In this post, I went into what is driving the Great Resignation, which is known through reading the ranters of the workforces, telling their perspective.

I was criticized by someone else for including too much research detail and that I should be more like Jessica Wildfire, who is a ranter whom I have linked to in the past. I like what she does but she is not an independent researcher. I wish the popular ranters would focus more on solutions but we can't arrive at the solution if we don't understand the problem, and the ranters are very informative in understanding what the social problems are.

I want to be influential in affecting real solutions and so I want to reach those that respond to rants and those that recognize the value of research and analysis. I want to connect them. It's akin to what the quantum philosophers said about communicating what was discovered in the quantum domain. It cannot be done with math or general language alone. It takes both.

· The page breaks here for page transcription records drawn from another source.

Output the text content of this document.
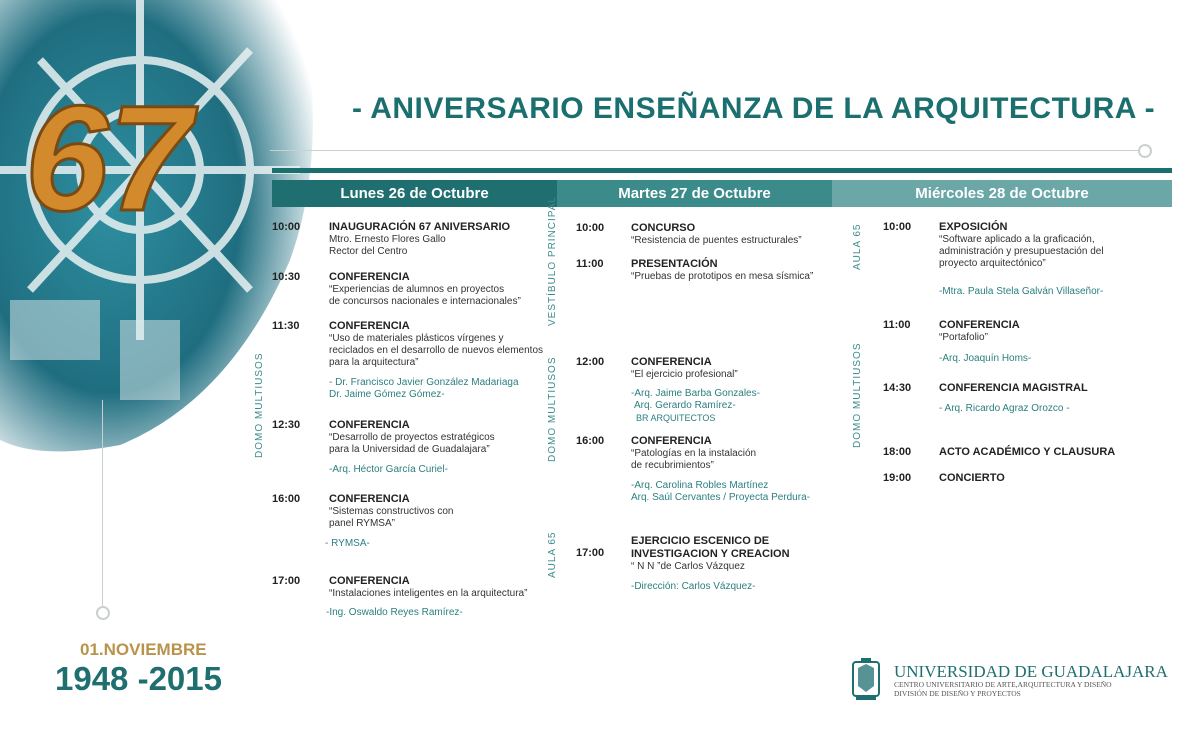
67	- ANIVERSARIO ENSEÑANZA DE LA ARQUITECTURA -
Lunes 26 de Octubre	Martes 27 de Octubre	Miércoles 28 de Octubre
DOMO MULTIUSOS
VESTÍBULO PRINCIPAL
DOMO MULTIUSOS
AULA 65
AULA 65
DOMO MULTIUSOS
10:00	INAUGURACIÓN 67 ANIVERSARIO
Mtro. Ernesto Flores Gallo
Rector del Centro
10:30	CONFERENCIA
“Experiencias de alumnos en proyectos
de concursos nacionales e internacionales”
11:30	CONFERENCIA
“Uso de materiales plásticos vírgenes y
reciclados en el desarrollo de nuevos elementos
para la arquitectura”
- Dr. Francisco Javier González Madariaga
Dr. Jaime Gómez Gómez-
12:30	CONFERENCIA
“Desarrollo de proyectos estratégicos
para la Universidad de Guadalajara”
-Arq. Héctor García Curiel-
16:00	CONFERENCIA
“Sistemas constructivos con
panel RYMSA”
- RYMSA-
17:00	CONFERENCIA
“Instalaciones inteligentes en la arquitectura”
-Ing. Oswaldo Reyes Ramírez-
10:00 CONCURSO
“Resistencia de puentes estructurales”
11:00 PRESENTACIÓN
“Pruebas de prototipos en mesa sísmica”
12:00 CONFERENCIA
“El ejercicio profesional”
-Arq. Jaime Barba Gonzales-
Arq. Gerardo Ramírez-
BR ARQUITECTOS
16:00 CONFERENCIA
“Patologías en la instalación
de recubrimientos”
-Arq. Carolina Robles Martínez
Arq. Saúl Cervantes / Proyecta Perdura-
17:00
EJERCICIO ESCENICO DE
INVESTIGACION Y CREACION
“ N N ”de Carlos Vázquez
-Dirección: Carlos Vázquez-
10:00	EXPOSICIÓN
“Software aplicado a la graficación,
administración y presupuestación del
proyecto arquitectónico”
-Mtra. Paula Stela Galván Villaseñor-
11:00	CONFERENCIA
“Portafolio”
-Arq. Joaquín Homs-
14:30	CONFERENCIA MAGISTRAL
- Arq. Ricardo Agraz Orozco -
18:00	ACTO ACADÉMICO Y CLAUSURA
19:00	CONCIERTO
01.NOVIEMBRE
1948 -2015	UNIVERSIDAD DE GUADALAJARA
CENTRO UNIVERSITARIO DE ARTE,ARQUITECTURA Y DISEÑO
DIVISIÓN DE DISEÑO Y PROYECTOS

In terms, of how the Industrial Revolution and homeless shelters with 200 beds in a room are connected it has to do with the fact that during the Industrial Revolution human living and working spaces were made smaller and smaller and smaller. That is also happening today- across demographics. The homeless are just one demographic example. The homeless shelter is just a human warehouse. Have you read Lewis Mumford's Culture of the Cities? He describes human living conditions across the ages in great detail. The Industrial Revolution was the worst of times.

I have been trying to construct a picture of why we are where we are today. In my picture, it begins in 1968 when the federal government passed an act to centralize the national economy using wealth redistribution as its instrument. It instructed the states to follow suit and so in the seventies, the states centralized state economies and that has been expanding ever since.

In Maine, and other places, the homeless problem has to do with gentrification which is built into the centrally managed economy. Locally it especially has to do with Airbnbs. There was never such an extreme shortage of year-round living spaces before the Airbnbs.